Padahal, sejujurnya, hidupku saat ini adalah impian yang pernah kubawa dalam doa bertahun - tahun lamanya. Hidup yang pernah kubanggakan bertahun - tahun sebelumnya. Padahal hidupku saat ini begitu nikmat adanya. Dan padahal aku tahu bahwa hidup akan berputar, masa akan berlalu dan berganti lagi yang baru.

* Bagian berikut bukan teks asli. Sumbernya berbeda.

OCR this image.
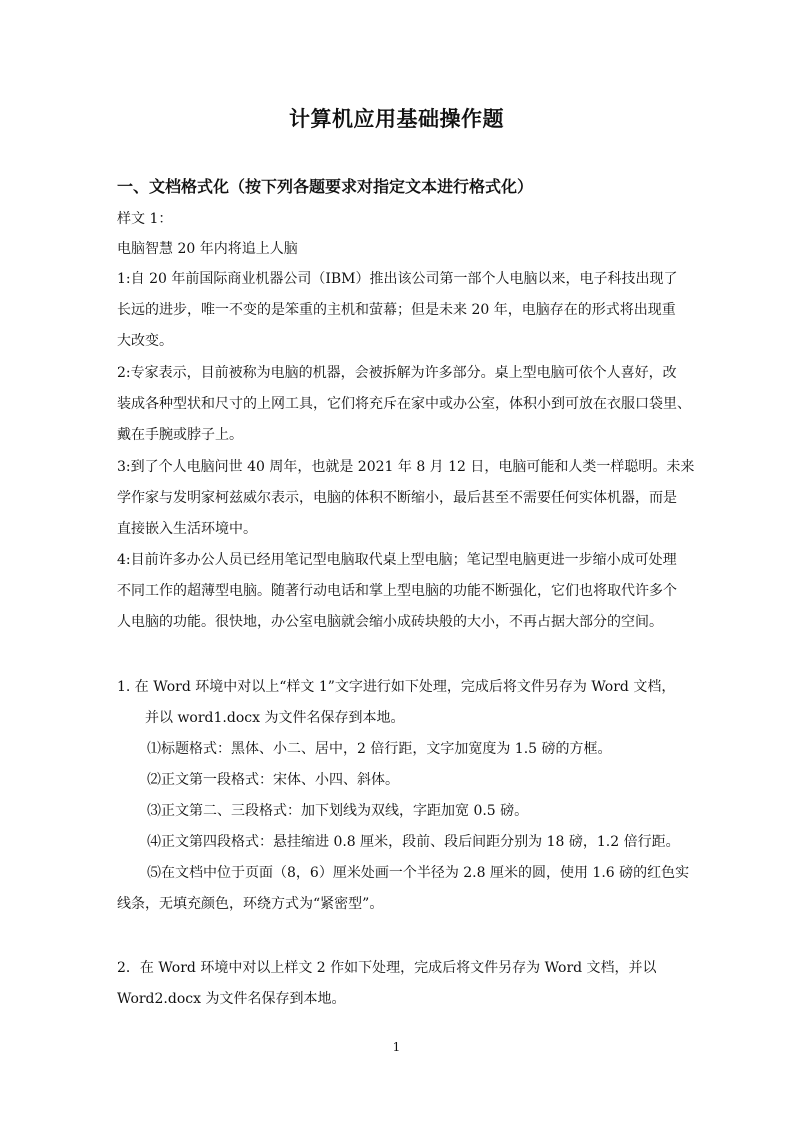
计算机应用基础操作题
一、文档格式化（按下列各题要求对指定文本进行格式化）
样文 1：
电脑智慧 20 年内将追上人脑
1:自 20 年前国际商业机器公司（IBM）推出该公司第一部个人电脑以来，电子科技出现了
长远的进步，唯一不变的是笨重的主机和萤幕；但是未来 20 年，电脑存在的形式将出现重
大改变。
2:专家表示，目前被称为电脑的机器，会被拆解为许多部分。桌上型电脑可依个人喜好，改
装成各种型状和尺寸的上网工具，它们将充斥在家中或办公室，体积小到可放在衣服口袋里、
戴在手腕或脖子上。
3:到了个人电脑问世 40 周年，也就是 2021 年 8 月 12 日，电脑可能和人类一样聪明。未来
学作家与发明家柯兹威尔表示，电脑的体积不断缩小，最后甚至不需要任何实体机器，而是
直接嵌入生活环境中。
4:目前许多办公人员已经用笔记型电脑取代桌上型电脑；笔记型电脑更进一步缩小成可处理
不同工作的超薄型电脑。随著行动电话和掌上型电脑的功能不断强化，它们也将取代许多个
人电脑的功能。很快地，办公室电脑就会缩小成砖块般的大小，不再占据大部分的空间。
1. 在 Word 环境中对以上“样文 1”文字进行如下处理，完成后将文件另存为 Word 文档，
并以 word1.docx 为文件名保存到本地。
⑴标题格式：黑体、小二、居中，2 倍行距，文字加宽度为 1.5 磅的方框。
⑵正文第一段格式：宋体、小四、斜体。
⑶正文第二、三段格式：加下划线为双线，字距加宽 0.5 磅。
⑷正文第四段格式：悬挂缩进 0.8 厘米，段前、段后间距分别为 18 磅，1.2 倍行距。
⑸在文档中位于页面（8，6）厘米处画一个半径为 2.8 厘米的圆，使用 1.6 磅的红色实
线条，无填充颜色，环绕方式为“紧密型”。
2．在 Word 环境中对以上样文 2 作如下处理，完成后将文件另存为 Word 文档，并以
Word2.docx 为文件名保存到本地。
1
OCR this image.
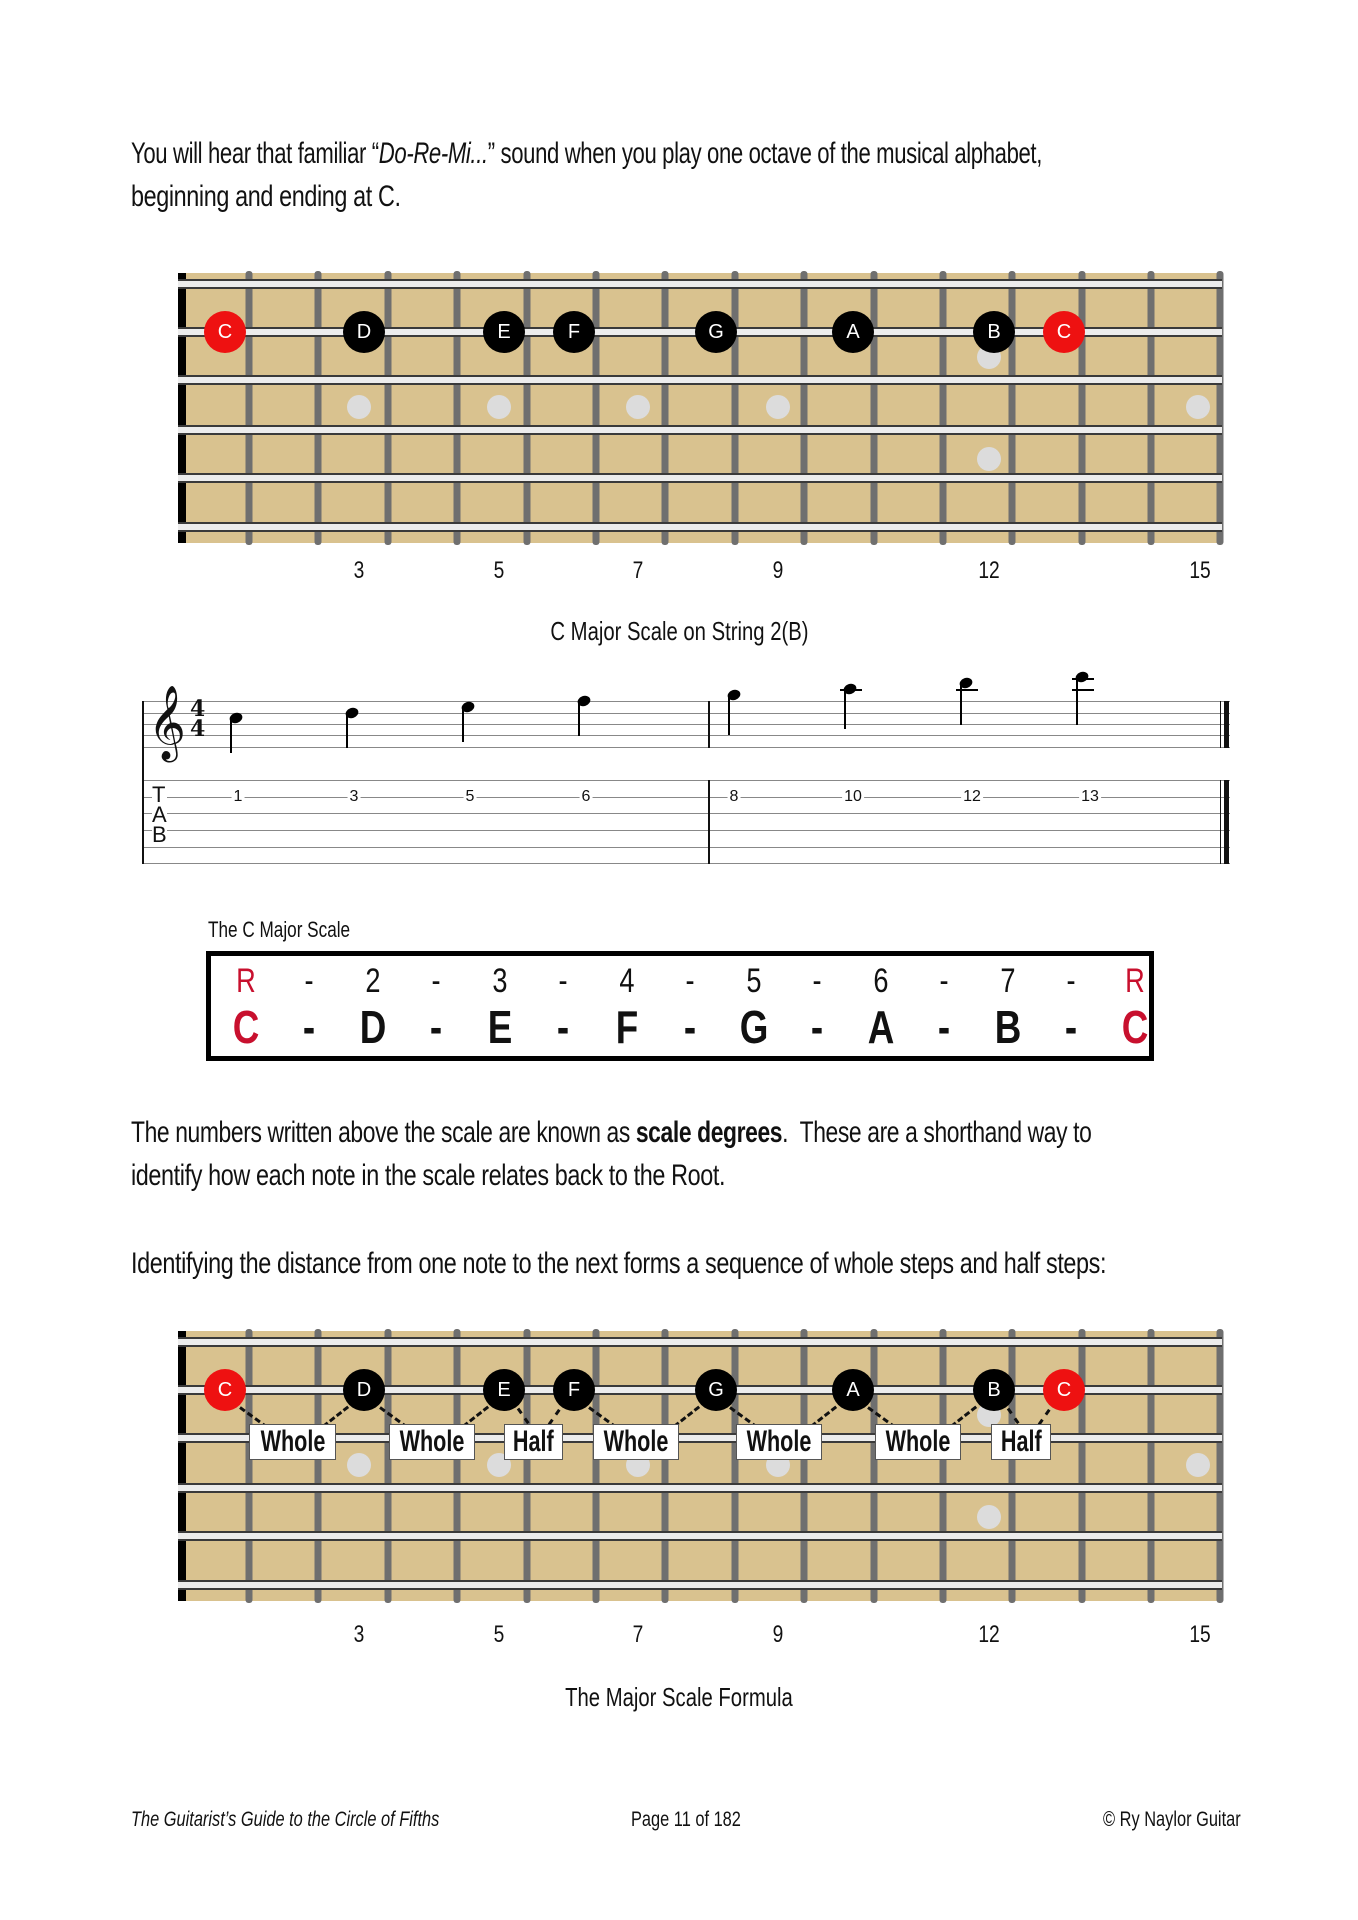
You will hear that familiar “Do-Re-Mi...” sound when you play one octave of the musical alphabet,
beginning and ending at C.
C	D	E	F	G	A	B	C
3	5	7	9	12	15
C Major Scale on String 2(B)
𝄞 4
4
T
A
B
1	3	5	6	8	10	12	13
The C Major Scale
R - 2 - 3 - 4 - 5 - 6 - 7 - R
C - D - E - F - G - A - B - C
The numbers written above the scale are known as scale degrees.  These are a shorthand way to
identify how each note in the scale relates back to the Root.
Identifying the distance from one note to the next forms a sequence of whole steps and half steps:
C	D	E	F	G	A	B	C
Whole Whole Half Whole	Whole Whole Half
3	5	7	9	12	15
The Major Scale Formula
The Guitarist’s Guide to the Circle of Fifths	Page 11 of 182	© Ry Naylor Guitar
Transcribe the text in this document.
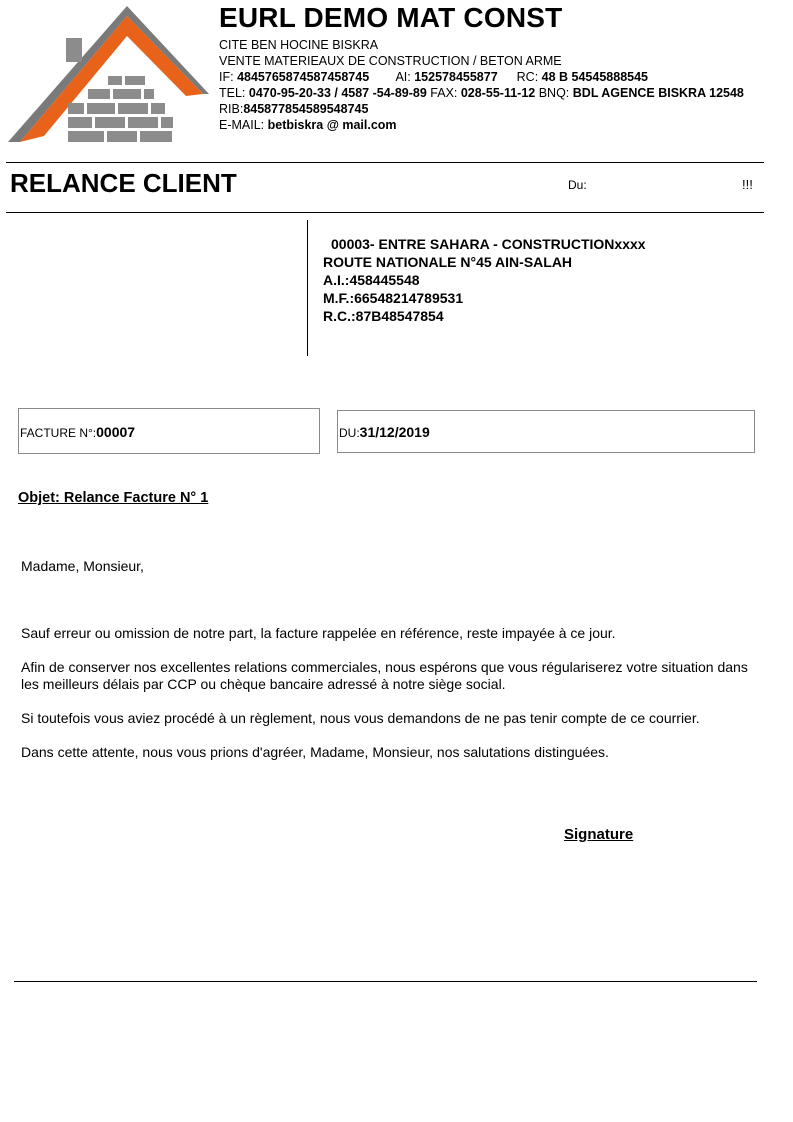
EURL DEMO MAT CONST
CITE BEN HOCINE BISKRA
VENTE MATERIEAUX DE CONSTRUCTION / BETON ARME
IF: 4845765874587458745 AI: 152578455877 RC: 48 B 54545888545
TEL: 0470-95-20-33 / 4587 -54-89-89 FAX: 028-55-11-12 BNQ: BDL AGENCE BISKRA 12548
RIB:845877854589548745
E-MAIL: betbiskra @ mail.com
RELANCE CLIENT	Du:	!!!
00003- ENTRE SAHARA - CONSTRUCTIONxxxx
ROUTE NATIONALE N°45 AIN-SALAH
A.I.:458445548
M.F.:66548214789531
R.C.:87B48547854
FACTURE N°:00007	DU:31/12/2019
Objet: Relance Facture N° 1
Madame, Monsieur,
Sauf erreur ou omission de notre part, la facture rappelée en référence, reste impayée à ce jour.
Afin de conserver nos excellentes relations commerciales, nous espérons que vous régulariserez votre situation dans les meilleurs délais par CCP ou chèque bancaire adressé à notre siège social.
Si toutefois vous aviez procédé à un règlement, nous vous demandons de ne pas tenir compte de ce courrier.
Dans cette attente, nous vous prions d'agréer, Madame, Monsieur, nos salutations distinguées.
Signature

Selalu begitu.
Inilah aku, Anastasia, si paling sering larut dalam masa lalu, susah beranjak maju. Terima kasih sudah memberanikan diri untuk jujur bahwa jalan yang kamu pilih pernah salah dan gegabah, apapun alasannya. Terima kasih untuk mau dibantu dan kemudian berusaha memperbaiki. Terima kasih masih hidup di tiga puluh enam hari ini.
Mari tumbuh dengan hati yang tulus ikhlas berbahagia dan berterima kasihlah aku pada kalian yang selalu berada di sekitarku, memberiku dukungan tanpa berusaha menghakimi setiap tingkah burukku, melihatku bangkit dan memaafkan diriku sendiri. Te amo mucho, mi amor!